“What’s that got to say to anything?” demanded Gaywood, bristling.

The thin man, knowing that his lordship’s temper was erratic, made haste to assure him that he had spoken quite idly. Lord Gaywood eyed him bodingly for a moment, and then transferred his attention to Captain Ware. “Out with it!” he recommended. “I’ll lay a monkey you’re in the secret, Gideon!”

“Not I!” Gideon said lightly. “I’m not Sale’s bear-leader.”

“Well!” exclaimed Mr. Cliveden, disappointed. “We were looking for you to settle all bets, Ware! We made sure you would be bound to know the truth. Do you tell me you haven’t seen your cousin?”

“No,” Gideon said, yawning. “I’ve not seen him, and I don’t understand what all the pother is about. Perhaps Sale has gone off to Bath.”

“Not without his valet, or any baggage!” expostulated Mr. Cliveden, shocked.

“Oh, lord, what does it matter?” Gideon said.

“Well, I don’t know,” said Gaywood. “It’s a queer rig, ain’t it? The porter was telling me that Sale’s steward was here this morning, in the deuce of a pucker, asking if he had been in the club.”

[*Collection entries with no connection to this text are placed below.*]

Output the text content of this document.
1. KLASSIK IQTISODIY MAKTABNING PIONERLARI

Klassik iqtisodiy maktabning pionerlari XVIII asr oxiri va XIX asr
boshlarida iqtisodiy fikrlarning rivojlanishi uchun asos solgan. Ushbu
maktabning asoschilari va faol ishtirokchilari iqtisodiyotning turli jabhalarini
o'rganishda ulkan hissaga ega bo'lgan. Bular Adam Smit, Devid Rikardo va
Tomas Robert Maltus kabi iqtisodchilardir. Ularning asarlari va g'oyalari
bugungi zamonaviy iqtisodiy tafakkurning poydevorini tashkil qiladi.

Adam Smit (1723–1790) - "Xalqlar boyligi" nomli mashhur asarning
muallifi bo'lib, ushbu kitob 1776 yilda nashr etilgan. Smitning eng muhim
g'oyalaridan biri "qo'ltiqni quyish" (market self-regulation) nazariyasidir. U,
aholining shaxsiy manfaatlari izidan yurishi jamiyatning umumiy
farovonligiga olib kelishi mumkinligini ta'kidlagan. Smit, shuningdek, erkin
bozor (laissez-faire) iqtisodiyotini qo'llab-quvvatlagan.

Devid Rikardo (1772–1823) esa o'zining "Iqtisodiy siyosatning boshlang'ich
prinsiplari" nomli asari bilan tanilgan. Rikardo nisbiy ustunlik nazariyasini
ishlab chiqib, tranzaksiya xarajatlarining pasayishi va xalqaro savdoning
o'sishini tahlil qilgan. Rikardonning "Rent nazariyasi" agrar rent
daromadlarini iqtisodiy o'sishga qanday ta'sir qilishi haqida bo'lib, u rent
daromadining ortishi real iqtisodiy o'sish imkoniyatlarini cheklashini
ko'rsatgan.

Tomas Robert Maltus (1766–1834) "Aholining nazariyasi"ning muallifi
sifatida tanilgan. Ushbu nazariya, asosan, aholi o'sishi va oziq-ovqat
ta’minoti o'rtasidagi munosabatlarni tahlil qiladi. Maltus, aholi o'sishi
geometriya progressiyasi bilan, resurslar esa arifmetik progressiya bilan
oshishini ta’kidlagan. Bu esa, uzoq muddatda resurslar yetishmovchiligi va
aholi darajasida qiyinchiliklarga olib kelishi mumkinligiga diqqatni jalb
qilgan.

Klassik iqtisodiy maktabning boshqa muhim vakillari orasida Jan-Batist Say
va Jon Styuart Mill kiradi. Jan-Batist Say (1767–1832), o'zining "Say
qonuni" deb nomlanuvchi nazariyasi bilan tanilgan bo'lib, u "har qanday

“Very likely!” said Gideon, with his most sardonic smile. “Sale’s servants would run all over town seeking for him if he were half an hour late in returning to his house.”

A mild-looking man in the window here ventured to suggest that the Duke might have fallen a victim to footpads, or even to kidnappers, and would have embarked on a bitter dissertation of the shocking state of the London streets and the ineptitude of the Watch, had not Gideon interrupted him with a crack of scornful laughter. “Oh, a revival of Mohocks, no doubt!” he said. “My cousin’s body will in due course be recovered from the river. Or he may return from a day at the races, which would be sadly flat, but rather more probable.”